Ever since I discovered the benefits of reparse points, I’ve kept a folder in the root directory of the NTFS drive named CurrentWork. As I begin each new writing assignment, I create a junction point that redirects the C:\ CurrentWork folder to a folder that is deeply nested in the folder structure that I use to keep my work organized. As I finish an assignment, I remove that junction point and then create a new junction point for the next assignment. Of course, this means that the target folder is always changing as I move from assignment to assignment. However, once I create the new junction point, the only folder name I have to navigate to when opening, saving, or copying files related to the assignment is the C:\ CurrentWork folder. Since beginning the practice, I've saved an immeasurable amount of time and frustration.

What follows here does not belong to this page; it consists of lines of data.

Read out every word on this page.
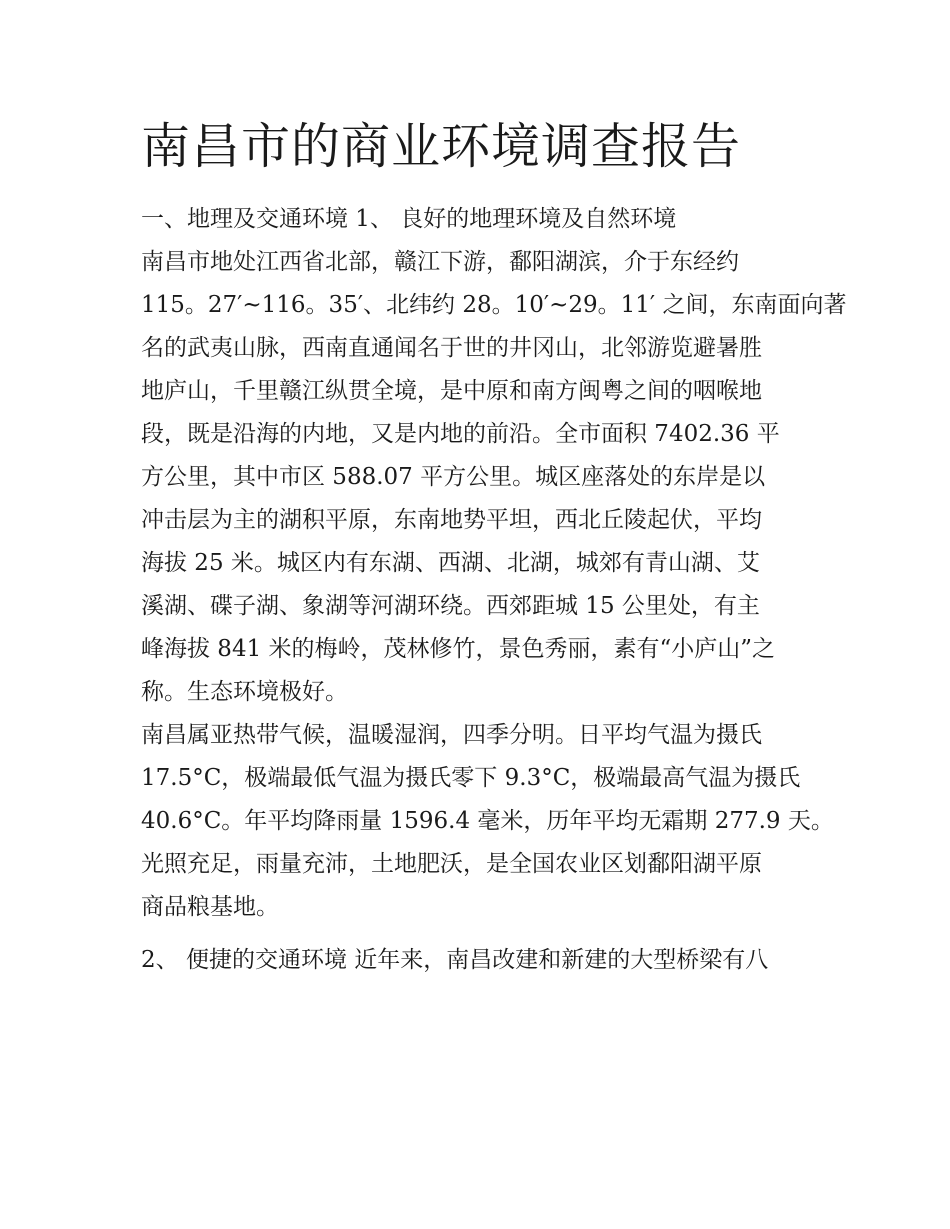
南昌市的商业环境调查报告

一、地理及交通环境 1、 良好的地理环境及自然环境

南昌市地处江西省北部，赣江下游，鄱阳湖滨，介于东经约

115。27′~116。35′、北纬约 28。10′~29。11′ 之间，东南面向著

名的武夷山脉，西南直通闻名于世的井冈山，北邻游览避暑胜

地庐山，千里赣江纵贯全境，是中原和南方闽粤之间的咽喉地

段，既是沿海的内地，又是内地的前沿。全市面积 7402.36 平

方公里，其中市区 588.07 平方公里。城区座落处的东岸是以

冲击层为主的湖积平原，东南地势平坦，西北丘陵起伏，平均

海拔 25 米。城区内有东湖、西湖、北湖，城郊有青山湖、艾

溪湖、碟子湖、象湖等河湖环绕。西郊距城 15 公里处，有主

峰海拔 841 米的梅岭，茂林修竹，景色秀丽，素有“小庐山”之

称。生态环境极好。

南昌属亚热带气候，温暖湿润，四季分明。日平均气温为摄氏

17.5°C，极端最低气温为摄氏零下 9.3°C，极端最高气温为摄氏

40.6°C。年平均降雨量 1596.4 毫米，历年平均无霜期 277.9 天。

光照充足，雨量充沛，土地肥沃，是全国农业区划鄱阳湖平原

商品粮基地。

2、 便捷的交通环境 近年来，南昌改建和新建的大型桥梁有八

Anyway, now that you know how to use NTFS reparse points along with the CurrentWork technique, you can take this concept and apply it to the way you work. Chances are good that once you get into the habit, you too will reap the benefits of reparse points.

About

Greg Shultz is a freelance Technical Writer. Previously, he has worked as Documentation Specialist in the software industry, a Technical Support Specialist in educational industry, and a Technical Journalist in the computer publishing industry.

2 comments
tsilis
tsilis

you are definitely a teacher!!! Just like reading a novel or a science fiction book and travelling through time and space.It's probably the most easy to understand and thorough all the way.thanks a lot....i think you opened my eyes a little bit :)

parahumanoid
parahumanoid

While the displayed material is of some use, I believe the title is misleading. After all, it explores only 3 Microsoft's standard applications of reparse point technology, while its spectrum of use is truly boundless. Remote storage, by the way, is another Microsoft implementation that uses this technology. However, a more generic article on the topic would be welcome on the site, bringing up some examples of other, free-flight uses of this technology. For example, Nokia's PC Suite, when recognizing a Nokia phone connected to the PC, shows a browsable projection of the mobile phone in My Computer as a separate entity. Can anyone bring up more examples of "other", non-standard uses for this technology? It would be an interesting list to examine.